While there’s a decent enough “big” storyline toward the end, noting that the manga was ongoing past this point, the episode that connected the most for me involved Chise’s past. We get a moment where as part of the deal with Cartaphilius to deal with their situations, we get the two switching eyes and as she sleeps we get dreams of her childhood. Going back to when she was young and seeing the way it all unfolded, her father departing with her brother, the torment that her mother went through, it’s heart-rending in just about every scene. She’s able to see so much and understand more of it as an adult now as well that seeing what her mother struggled with and the madness that would come is fascinating. And you do leave some of it wondering just how much was real and what was the way her mind worked part of the memories, but as it progresses across it there’s so much to like in getting something so tragic revealed in a way that makes it so engaging.

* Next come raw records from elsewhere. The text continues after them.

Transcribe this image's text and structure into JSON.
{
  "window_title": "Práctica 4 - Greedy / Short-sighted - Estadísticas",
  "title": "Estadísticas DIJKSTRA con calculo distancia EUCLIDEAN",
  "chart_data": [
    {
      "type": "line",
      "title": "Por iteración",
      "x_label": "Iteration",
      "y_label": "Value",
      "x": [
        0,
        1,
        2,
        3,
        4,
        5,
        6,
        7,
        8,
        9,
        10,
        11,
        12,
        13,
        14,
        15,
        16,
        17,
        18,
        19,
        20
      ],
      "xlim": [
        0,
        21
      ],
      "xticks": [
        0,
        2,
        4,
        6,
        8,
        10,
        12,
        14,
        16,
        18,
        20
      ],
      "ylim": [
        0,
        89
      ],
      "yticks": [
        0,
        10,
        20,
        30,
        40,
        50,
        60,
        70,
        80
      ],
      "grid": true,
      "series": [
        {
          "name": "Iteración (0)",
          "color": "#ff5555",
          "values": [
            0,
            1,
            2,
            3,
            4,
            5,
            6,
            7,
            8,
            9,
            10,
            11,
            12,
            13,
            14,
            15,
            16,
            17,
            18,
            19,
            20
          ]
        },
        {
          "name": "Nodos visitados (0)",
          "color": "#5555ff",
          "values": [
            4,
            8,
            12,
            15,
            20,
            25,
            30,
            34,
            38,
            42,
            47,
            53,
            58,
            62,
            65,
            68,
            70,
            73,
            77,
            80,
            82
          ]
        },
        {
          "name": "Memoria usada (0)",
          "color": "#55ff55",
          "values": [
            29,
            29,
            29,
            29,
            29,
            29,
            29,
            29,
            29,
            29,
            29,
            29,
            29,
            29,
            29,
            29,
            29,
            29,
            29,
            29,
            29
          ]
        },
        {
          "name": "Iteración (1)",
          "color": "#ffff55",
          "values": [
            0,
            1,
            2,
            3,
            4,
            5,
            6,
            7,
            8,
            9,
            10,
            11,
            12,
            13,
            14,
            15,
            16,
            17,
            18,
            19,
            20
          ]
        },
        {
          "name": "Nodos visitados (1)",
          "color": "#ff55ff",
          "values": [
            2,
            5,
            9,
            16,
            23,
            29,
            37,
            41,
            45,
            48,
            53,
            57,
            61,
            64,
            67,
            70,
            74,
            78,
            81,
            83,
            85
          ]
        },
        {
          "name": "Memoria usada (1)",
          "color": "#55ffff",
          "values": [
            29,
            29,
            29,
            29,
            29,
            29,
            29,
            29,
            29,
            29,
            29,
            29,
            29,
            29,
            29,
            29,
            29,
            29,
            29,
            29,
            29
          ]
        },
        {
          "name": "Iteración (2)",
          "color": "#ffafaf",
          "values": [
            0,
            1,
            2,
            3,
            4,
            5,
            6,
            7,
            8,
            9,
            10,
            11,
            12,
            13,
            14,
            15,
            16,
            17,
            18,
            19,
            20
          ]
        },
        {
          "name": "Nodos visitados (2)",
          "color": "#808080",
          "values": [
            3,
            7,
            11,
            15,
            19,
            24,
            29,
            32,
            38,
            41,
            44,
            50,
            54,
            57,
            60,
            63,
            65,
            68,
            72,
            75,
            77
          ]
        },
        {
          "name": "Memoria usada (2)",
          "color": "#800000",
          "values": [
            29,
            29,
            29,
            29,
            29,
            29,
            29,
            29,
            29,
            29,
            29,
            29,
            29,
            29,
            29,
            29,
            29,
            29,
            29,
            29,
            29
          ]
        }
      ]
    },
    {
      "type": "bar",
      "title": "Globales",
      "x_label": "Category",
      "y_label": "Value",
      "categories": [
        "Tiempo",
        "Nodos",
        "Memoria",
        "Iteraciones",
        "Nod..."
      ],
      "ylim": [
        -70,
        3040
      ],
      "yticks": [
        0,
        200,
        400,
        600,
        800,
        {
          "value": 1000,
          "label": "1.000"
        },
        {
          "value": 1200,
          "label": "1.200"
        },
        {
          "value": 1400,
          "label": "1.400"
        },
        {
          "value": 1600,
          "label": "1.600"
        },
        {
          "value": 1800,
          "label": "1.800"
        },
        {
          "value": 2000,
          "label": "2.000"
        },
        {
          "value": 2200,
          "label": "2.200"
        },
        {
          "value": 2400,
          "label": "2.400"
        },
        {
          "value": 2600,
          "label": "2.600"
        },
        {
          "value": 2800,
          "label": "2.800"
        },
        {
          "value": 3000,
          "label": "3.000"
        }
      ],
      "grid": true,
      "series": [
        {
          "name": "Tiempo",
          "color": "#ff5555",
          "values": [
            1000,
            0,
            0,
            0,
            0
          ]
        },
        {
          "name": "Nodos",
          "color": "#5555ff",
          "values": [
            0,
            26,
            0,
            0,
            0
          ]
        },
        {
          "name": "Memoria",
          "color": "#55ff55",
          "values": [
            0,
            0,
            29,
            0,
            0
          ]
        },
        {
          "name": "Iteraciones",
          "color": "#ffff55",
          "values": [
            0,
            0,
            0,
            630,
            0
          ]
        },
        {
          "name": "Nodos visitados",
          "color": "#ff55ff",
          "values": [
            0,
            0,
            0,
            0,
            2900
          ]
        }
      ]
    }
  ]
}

The Ancient Magus’ Bride is a series that had a whole lot of enthusiasm for it ahead of its debut and it was certainly warranted. There’s a lot to like with this series as it immerses you into this natural world of magic and all that it entails with the creatures and rules of it all. It’s one that you can liken to Mushishi in a lot of ways but approached in a very different way. It’s beautifully animated and has a great cast for both language options that we get here. This set is a bit lighter than the first with its limited edition but it delivers where it counts with a fantastic visual presentation, some good extras to delve into, and a solid package all around. It’s definitely a good way to close out the show and entice people into following the manga.
Japanese Dolby TrueHD 2.0 Language, English Dolby TrueHD 5.1 Language, English Subtitles, Episode 21 Commentary, The Ancient Magus’ Bride at Anime Expo 2018: Interview with George Wada and Norihiro Naganuma, Trailers
Content Grade: A-
Audio Grade: B+
Video Grade: A
Packaging Grade: B+
Menu Grade: B
Extras Grade: B+
Released By: Funimation
Release Date: April 16th, 2019
Running Time: 300 Minutes
Video Encoding: 1080p AVC
Aspect Ratio: 1.78:1 Widescreen
Sony KDL70R550A 70″ LED 1080P HDTV, Sony PlayStation3 Blu-ray player via HDMI set to 1080p, Onkyo TX-SR605 Receiver and Panasonic SB-TP20S Multi-Channel Speaker System With 100-Watt Subwoofer.